The equipment will include a two-person vertical bench-press machine, a rowing machine, a cross-country ski machine, a four-person leg-press machine and a stair climber, and the sites will be linked by a walking trail, according to Jay Sutliffe, a Chadron State College instructor and member of the wellness group.

"Since people will be doing aerobic exercise to get to there, most of the equipment will be muscle strengthening," Sutliffe said.

Chadron's $10,000 award was the largest of nine grants awarded this year for wellness projects in Nebraska communities outside the Omaha and Lincoln areas by Blue Cross Blue Shield of Nebraska, according to Jack Mill, chairman of the insurance company. Mill traveled to Chadron to present the grant.

"Wellness is a significant issue in the whole country, not just Nebraska," Mill said. "We think the best solutions come from the local community. We all have responsibility for our own wellness."

For mutual insurance companies such as Blue Cross Blue Shield, promoting wellness and physical activity makes sense, because it benefits customers by improving their health and reducing their insurance premiums, Mill said.

The ad hoc Lifespan Wellness Team laid the groundwork for this year's grant in 2006, when it organized a program called 'Walkabout' that encouraged residents to join in a competition with eight other communities to see who could walk the most miles over several months, Sutliffe said. Although Chadron did not win the contest, residents enthusiastically joined the effort, and many people strapped on pedometers provided to measure their mileage, he said.

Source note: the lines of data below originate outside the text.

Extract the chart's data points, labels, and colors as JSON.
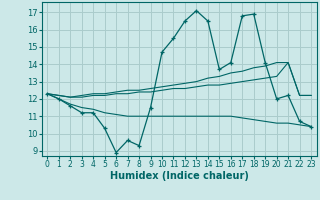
{
  "xlabel": "Humidex (Indice chaleur)",
  "bg_color": "#cce8e8",
  "grid_color": "#aacccc",
  "line_color": "#006666",
  "text_color": "#006666",
  "xlim": [
    -0.5,
    23.5
  ],
  "ylim": [
    8.7,
    17.6
  ],
  "yticks": [
    9,
    10,
    11,
    12,
    13,
    14,
    15,
    16,
    17
  ],
  "xticks": [
    0,
    1,
    2,
    3,
    4,
    5,
    6,
    7,
    8,
    9,
    10,
    11,
    12,
    13,
    14,
    15,
    16,
    17,
    18,
    19,
    20,
    21,
    22,
    23
  ],
  "line1_x": [
    0,
    1,
    2,
    3,
    4,
    5,
    6,
    7,
    8,
    9,
    10,
    11,
    12,
    13,
    14,
    15,
    16,
    17,
    18,
    19,
    20,
    21,
    22,
    23
  ],
  "line1_y": [
    12.3,
    12.0,
    11.6,
    11.2,
    11.2,
    10.3,
    8.9,
    9.6,
    9.3,
    11.5,
    14.7,
    15.5,
    16.5,
    17.1,
    16.5,
    13.7,
    14.1,
    16.8,
    16.9,
    14.1,
    12.0,
    12.2,
    10.7,
    10.4
  ],
  "line2_x": [
    0,
    1,
    2,
    3,
    4,
    5,
    6,
    7,
    8,
    9,
    10,
    11,
    12,
    13,
    14,
    15,
    16,
    17,
    18,
    19,
    20,
    21,
    22,
    23
  ],
  "line2_y": [
    12.3,
    12.0,
    11.7,
    11.5,
    11.4,
    11.2,
    11.1,
    11.0,
    11.0,
    11.0,
    11.0,
    11.0,
    11.0,
    11.0,
    11.0,
    11.0,
    11.0,
    10.9,
    10.8,
    10.7,
    10.6,
    10.6,
    10.5,
    10.4
  ],
  "line3_x": [
    0,
    1,
    2,
    3,
    4,
    5,
    6,
    7,
    8,
    9,
    10,
    11,
    12,
    13,
    14,
    15,
    16,
    17,
    18,
    19,
    20,
    21,
    22,
    23
  ],
  "line3_y": [
    12.3,
    12.2,
    12.1,
    12.1,
    12.2,
    12.2,
    12.3,
    12.3,
    12.4,
    12.4,
    12.5,
    12.6,
    12.6,
    12.7,
    12.8,
    12.8,
    12.9,
    13.0,
    13.1,
    13.2,
    13.3,
    14.1,
    12.2,
    12.2
  ],
  "line4_x": [
    0,
    1,
    2,
    3,
    4,
    5,
    6,
    7,
    8,
    9,
    10,
    11,
    12,
    13,
    14,
    15,
    16,
    17,
    18,
    19,
    20,
    21,
    22,
    23
  ],
  "line4_y": [
    12.3,
    12.2,
    12.1,
    12.2,
    12.3,
    12.3,
    12.4,
    12.5,
    12.5,
    12.6,
    12.7,
    12.8,
    12.9,
    13.0,
    13.2,
    13.3,
    13.5,
    13.6,
    13.8,
    13.9,
    14.1,
    14.1,
    12.2,
    12.2
  ]
}
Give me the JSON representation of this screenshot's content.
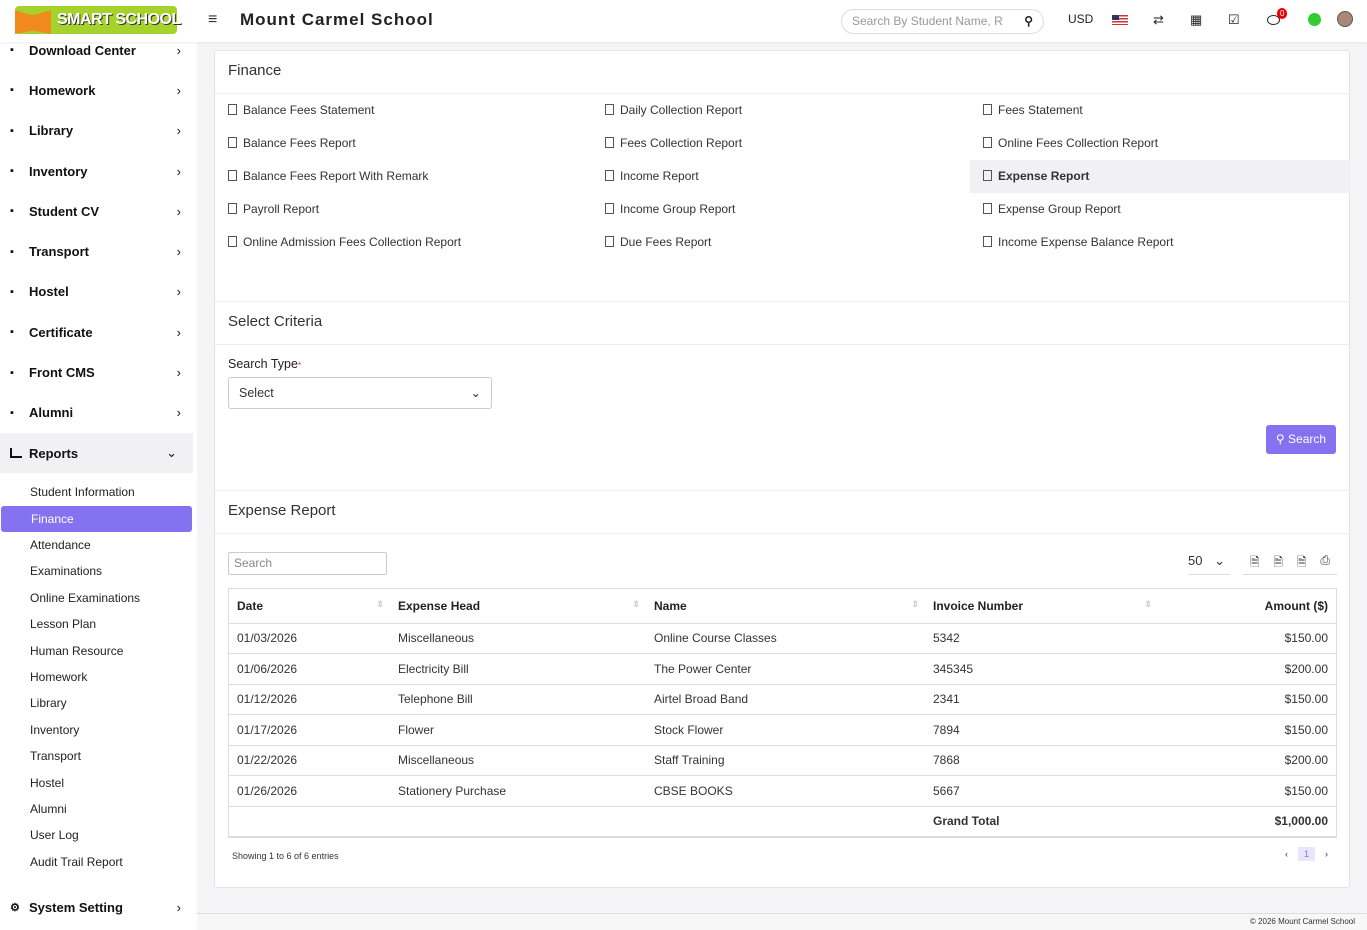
{
  "header": {
    "logo_text": "SMART SCHOOL",
    "school_name": "Mount Carmel School",
    "search_placeholder": "Search By Student Name, R",
    "currency": "USD",
    "notification_count": "0"
  },
  "sidebar": {
    "items": [
      {
        "label": "Download Center",
        "icon": "download-icon"
      },
      {
        "label": "Homework",
        "icon": "flask-icon"
      },
      {
        "label": "Library",
        "icon": "book-icon"
      },
      {
        "label": "Inventory",
        "icon": "inventory-icon"
      },
      {
        "label": "Student CV",
        "icon": "globe-icon"
      },
      {
        "label": "Transport",
        "icon": "bus-icon"
      },
      {
        "label": "Hostel",
        "icon": "building-icon"
      },
      {
        "label": "Certificate",
        "icon": "certificate-icon"
      },
      {
        "label": "Front CMS",
        "icon": "cms-icon"
      },
      {
        "label": "Alumni",
        "icon": "alumni-icon"
      }
    ],
    "reports": {
      "label": "Reports",
      "sub": [
        "Student Information",
        "Finance",
        "Attendance",
        "Examinations",
        "Online Examinations",
        "Lesson Plan",
        "Human Resource",
        "Homework",
        "Library",
        "Inventory",
        "Transport",
        "Hostel",
        "Alumni",
        "User Log",
        "Audit Trail Report"
      ],
      "active": "Finance"
    },
    "system": "System Setting"
  },
  "finance": {
    "title": "Finance",
    "links": [
      "Balance Fees Statement",
      "Daily Collection Report",
      "Fees Statement",
      "Balance Fees Report",
      "Fees Collection Report",
      "Online Fees Collection Report",
      "Balance Fees Report With Remark",
      "Income Report",
      "Expense Report",
      "Payroll Report",
      "Income Group Report",
      "Expense Group Report",
      "Online Admission Fees Collection Report",
      "Due Fees Report",
      "Income Expense Balance Report"
    ],
    "active": "Expense Report"
  },
  "criteria": {
    "title": "Select Criteria",
    "search_type_label": "Search Type",
    "required": "*",
    "select_value": "Select",
    "search_button": "Search"
  },
  "report": {
    "title": "Expense Report",
    "search_placeholder": "Search",
    "page_size": "50",
    "columns": [
      "Date",
      "Expense Head",
      "Name",
      "Invoice Number",
      "Amount ($)"
    ],
    "rows": [
      [
        "01/03/2026",
        "Miscellaneous",
        "Online Course Classes",
        "5342",
        "$150.00"
      ],
      [
        "01/06/2026",
        "Electricity Bill",
        "The Power Center",
        "345345",
        "$200.00"
      ],
      [
        "01/12/2026",
        "Telephone Bill",
        "Airtel Broad Band",
        "2341",
        "$150.00"
      ],
      [
        "01/17/2026",
        "Flower",
        "Stock Flower",
        "7894",
        "$150.00"
      ],
      [
        "01/22/2026",
        "Miscellaneous",
        "Staff Training",
        "7868",
        "$200.00"
      ],
      [
        "01/26/2026",
        "Stationery Purchase",
        "CBSE BOOKS",
        "5667",
        "$150.00"
      ]
    ],
    "grand_total_label": "Grand Total",
    "grand_total": "$1,000.00",
    "info": "Showing 1 to 6 of 6 entries",
    "page": "1"
  },
  "footer": "© 2026 Mount Carmel School",
  "colors": {
    "accent": "#8472f0",
    "logo": "#a6d22c"
  }
}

That success helped land the current grant, because "it showed collaboration with the community," Celann LaGreca, vice president of community investment for Blue Cross Blue Shield, said.

Collaboration was also evident at Tuesday's event, which included presentation of awards to local businesses that participated in a "Well Workplace" initiative, sponsored by the Panhandle Public Health District, and the award of a $500 grant to Chadron's East Ward Elementary School for taking part in the "N-Lighten Kids" exercise initiative sponsored by the Nebraska Sports Council.

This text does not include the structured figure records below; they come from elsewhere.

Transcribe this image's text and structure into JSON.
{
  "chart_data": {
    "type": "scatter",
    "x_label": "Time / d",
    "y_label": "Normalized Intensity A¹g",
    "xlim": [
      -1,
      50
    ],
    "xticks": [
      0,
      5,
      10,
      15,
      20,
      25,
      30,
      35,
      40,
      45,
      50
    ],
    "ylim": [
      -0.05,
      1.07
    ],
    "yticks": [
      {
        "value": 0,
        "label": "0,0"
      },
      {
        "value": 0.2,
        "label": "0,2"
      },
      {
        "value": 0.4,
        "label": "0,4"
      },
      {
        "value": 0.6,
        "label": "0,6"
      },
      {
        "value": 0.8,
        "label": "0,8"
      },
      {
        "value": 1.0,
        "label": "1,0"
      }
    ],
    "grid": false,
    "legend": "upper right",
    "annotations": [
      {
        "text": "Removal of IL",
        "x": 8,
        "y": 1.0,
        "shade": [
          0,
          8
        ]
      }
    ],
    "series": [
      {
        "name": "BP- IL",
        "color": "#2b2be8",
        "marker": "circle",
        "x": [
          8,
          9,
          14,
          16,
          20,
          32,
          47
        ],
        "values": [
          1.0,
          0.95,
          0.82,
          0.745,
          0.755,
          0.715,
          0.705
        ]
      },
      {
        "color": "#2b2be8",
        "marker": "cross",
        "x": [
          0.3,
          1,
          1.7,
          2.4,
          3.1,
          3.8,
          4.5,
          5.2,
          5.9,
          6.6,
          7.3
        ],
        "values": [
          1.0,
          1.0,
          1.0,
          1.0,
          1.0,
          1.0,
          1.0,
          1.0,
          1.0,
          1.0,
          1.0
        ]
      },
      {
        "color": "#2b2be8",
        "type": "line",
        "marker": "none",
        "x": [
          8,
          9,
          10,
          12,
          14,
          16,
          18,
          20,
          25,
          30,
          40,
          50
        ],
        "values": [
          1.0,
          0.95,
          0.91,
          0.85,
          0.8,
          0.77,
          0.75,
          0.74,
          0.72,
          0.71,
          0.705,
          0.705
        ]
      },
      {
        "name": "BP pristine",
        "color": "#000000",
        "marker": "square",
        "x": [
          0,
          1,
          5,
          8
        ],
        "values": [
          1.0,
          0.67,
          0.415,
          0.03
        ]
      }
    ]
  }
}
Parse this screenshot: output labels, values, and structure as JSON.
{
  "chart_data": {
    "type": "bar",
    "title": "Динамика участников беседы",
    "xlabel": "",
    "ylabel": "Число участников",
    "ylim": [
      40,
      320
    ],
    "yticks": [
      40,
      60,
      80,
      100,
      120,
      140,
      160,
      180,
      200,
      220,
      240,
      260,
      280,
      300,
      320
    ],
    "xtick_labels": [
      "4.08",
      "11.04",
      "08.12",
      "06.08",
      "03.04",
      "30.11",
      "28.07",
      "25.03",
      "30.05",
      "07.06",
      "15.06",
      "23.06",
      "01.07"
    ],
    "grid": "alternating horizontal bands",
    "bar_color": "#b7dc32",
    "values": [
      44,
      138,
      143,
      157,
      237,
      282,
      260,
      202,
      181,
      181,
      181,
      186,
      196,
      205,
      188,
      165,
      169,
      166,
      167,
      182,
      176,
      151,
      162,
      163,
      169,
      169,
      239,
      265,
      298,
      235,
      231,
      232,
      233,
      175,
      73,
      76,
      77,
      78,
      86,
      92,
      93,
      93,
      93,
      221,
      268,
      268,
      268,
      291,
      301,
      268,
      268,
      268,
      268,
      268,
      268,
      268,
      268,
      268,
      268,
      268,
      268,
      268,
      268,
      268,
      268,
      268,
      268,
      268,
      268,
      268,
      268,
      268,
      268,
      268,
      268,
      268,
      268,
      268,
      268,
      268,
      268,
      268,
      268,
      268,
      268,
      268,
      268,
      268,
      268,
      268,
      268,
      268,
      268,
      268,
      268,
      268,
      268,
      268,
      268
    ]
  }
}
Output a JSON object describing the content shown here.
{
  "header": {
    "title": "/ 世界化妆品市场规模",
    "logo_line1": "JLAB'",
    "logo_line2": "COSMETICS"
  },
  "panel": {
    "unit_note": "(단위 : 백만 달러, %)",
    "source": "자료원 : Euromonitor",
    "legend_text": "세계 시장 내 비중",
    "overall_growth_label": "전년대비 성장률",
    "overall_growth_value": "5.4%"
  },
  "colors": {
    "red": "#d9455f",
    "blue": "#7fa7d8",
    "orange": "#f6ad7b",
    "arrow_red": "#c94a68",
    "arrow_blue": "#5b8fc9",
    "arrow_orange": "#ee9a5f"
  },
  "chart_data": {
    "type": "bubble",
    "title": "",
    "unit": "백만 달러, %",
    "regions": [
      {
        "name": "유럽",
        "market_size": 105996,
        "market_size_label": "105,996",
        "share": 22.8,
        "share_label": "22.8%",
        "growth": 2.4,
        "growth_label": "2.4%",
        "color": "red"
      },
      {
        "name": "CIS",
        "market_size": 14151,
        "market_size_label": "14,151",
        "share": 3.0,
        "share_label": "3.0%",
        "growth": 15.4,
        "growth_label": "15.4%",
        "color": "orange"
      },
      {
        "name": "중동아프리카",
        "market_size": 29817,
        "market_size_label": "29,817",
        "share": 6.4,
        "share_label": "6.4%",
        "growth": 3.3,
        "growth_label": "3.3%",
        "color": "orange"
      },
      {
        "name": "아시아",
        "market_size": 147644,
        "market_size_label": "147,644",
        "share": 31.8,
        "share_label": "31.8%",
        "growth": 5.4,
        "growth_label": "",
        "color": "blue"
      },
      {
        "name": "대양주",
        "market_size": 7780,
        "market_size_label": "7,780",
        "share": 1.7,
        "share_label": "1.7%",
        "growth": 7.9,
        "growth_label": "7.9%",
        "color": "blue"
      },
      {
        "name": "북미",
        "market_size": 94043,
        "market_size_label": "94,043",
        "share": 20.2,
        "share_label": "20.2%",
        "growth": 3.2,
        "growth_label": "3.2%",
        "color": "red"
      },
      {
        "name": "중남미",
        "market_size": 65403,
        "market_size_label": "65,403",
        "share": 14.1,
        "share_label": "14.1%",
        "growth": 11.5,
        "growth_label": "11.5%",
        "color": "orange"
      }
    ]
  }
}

A $500 grant from Western Community Health Resources, which will be used to create the walking trails that will link the exercise equipment, is also a joint effort, Sutliffe said. That project involved Chadron High School math students, who mapped and measured the trails, and Chadron State College graphic-arts students, who are creating a brochure showing the various routes and distances, he said.

The city of Chadron is involved in both projects and has provided help in the placement of the exercise pods and trail routes, and Pine Ridge Job Corps will help install the equipment, Sutliffe said.

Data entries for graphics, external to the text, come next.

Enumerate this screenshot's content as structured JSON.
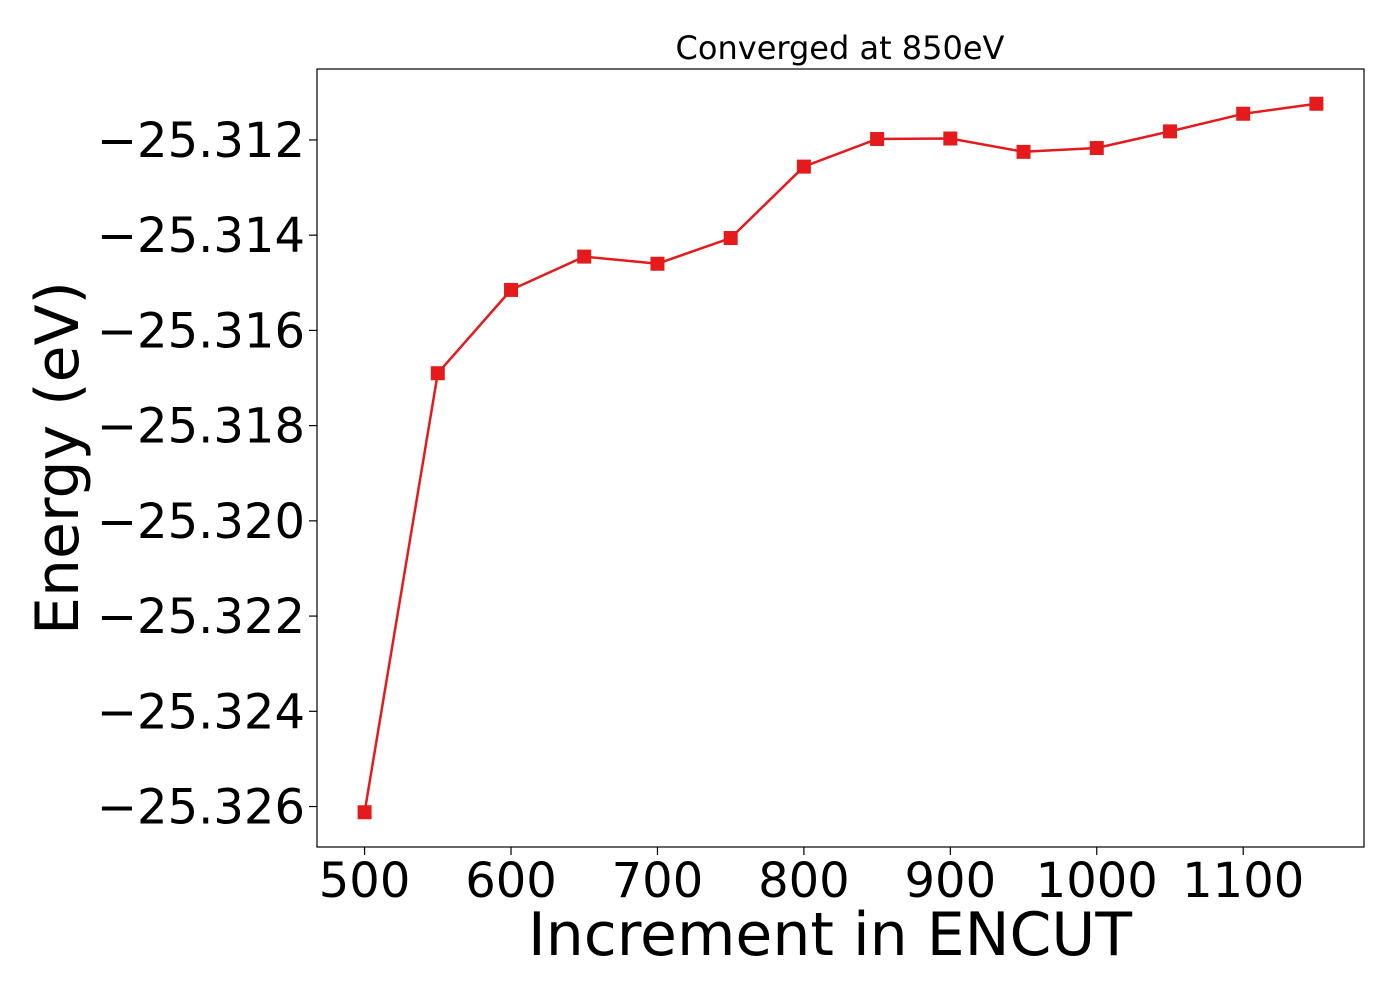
{
  "chart_data": {
    "type": "line",
    "title": "Converged at 850eV",
    "xlabel": "Increment in ENCUT",
    "ylabel": "Energy (eV)",
    "x": [
      500,
      550,
      600,
      650,
      700,
      750,
      800,
      850,
      900,
      950,
      1000,
      1050,
      1100,
      1150
    ],
    "series": [
      {
        "values": [
          -25.32612,
          -25.3169,
          -25.31515,
          -25.31445,
          -25.3146,
          -25.31406,
          -25.31256,
          -25.31198,
          -25.31197,
          -25.31225,
          -25.31217,
          -25.31182,
          -25.31145,
          -25.31124
        ],
        "color": "#e41a1c",
        "marker": "square"
      }
    ],
    "xlim": [
      467.5,
      1182.5
    ],
    "ylim": [
      -25.32685,
      -25.31051
    ],
    "xticks": [
      500,
      600,
      700,
      800,
      900,
      1000,
      1100
    ],
    "xtick_labels": [
      "500",
      "600",
      "700",
      "800",
      "900",
      "1000",
      "1100"
    ],
    "yticks": [
      -25.312,
      -25.314,
      -25.316,
      -25.318,
      -25.32,
      -25.322,
      -25.324,
      -25.326
    ],
    "ytick_labels": [
      "−25.312",
      "−25.314",
      "−25.316",
      "−25.318",
      "−25.320",
      "−25.322",
      "−25.324",
      "−25.326"
    ],
    "grid": false,
    "legend": "none"
  }
}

The wellness team, which has now been incorporated into the city-sponsored Chadron Community Recreation organization, hopes to have the exercise equipment installed and the trail brochure completed by late fall.

And the group views the project as only the start of an effort to provide more opportunities for residents to stay active and healthy, Sutliffe said. "This is phase one of an outdoor fitness center. We hope to add more sites," he said.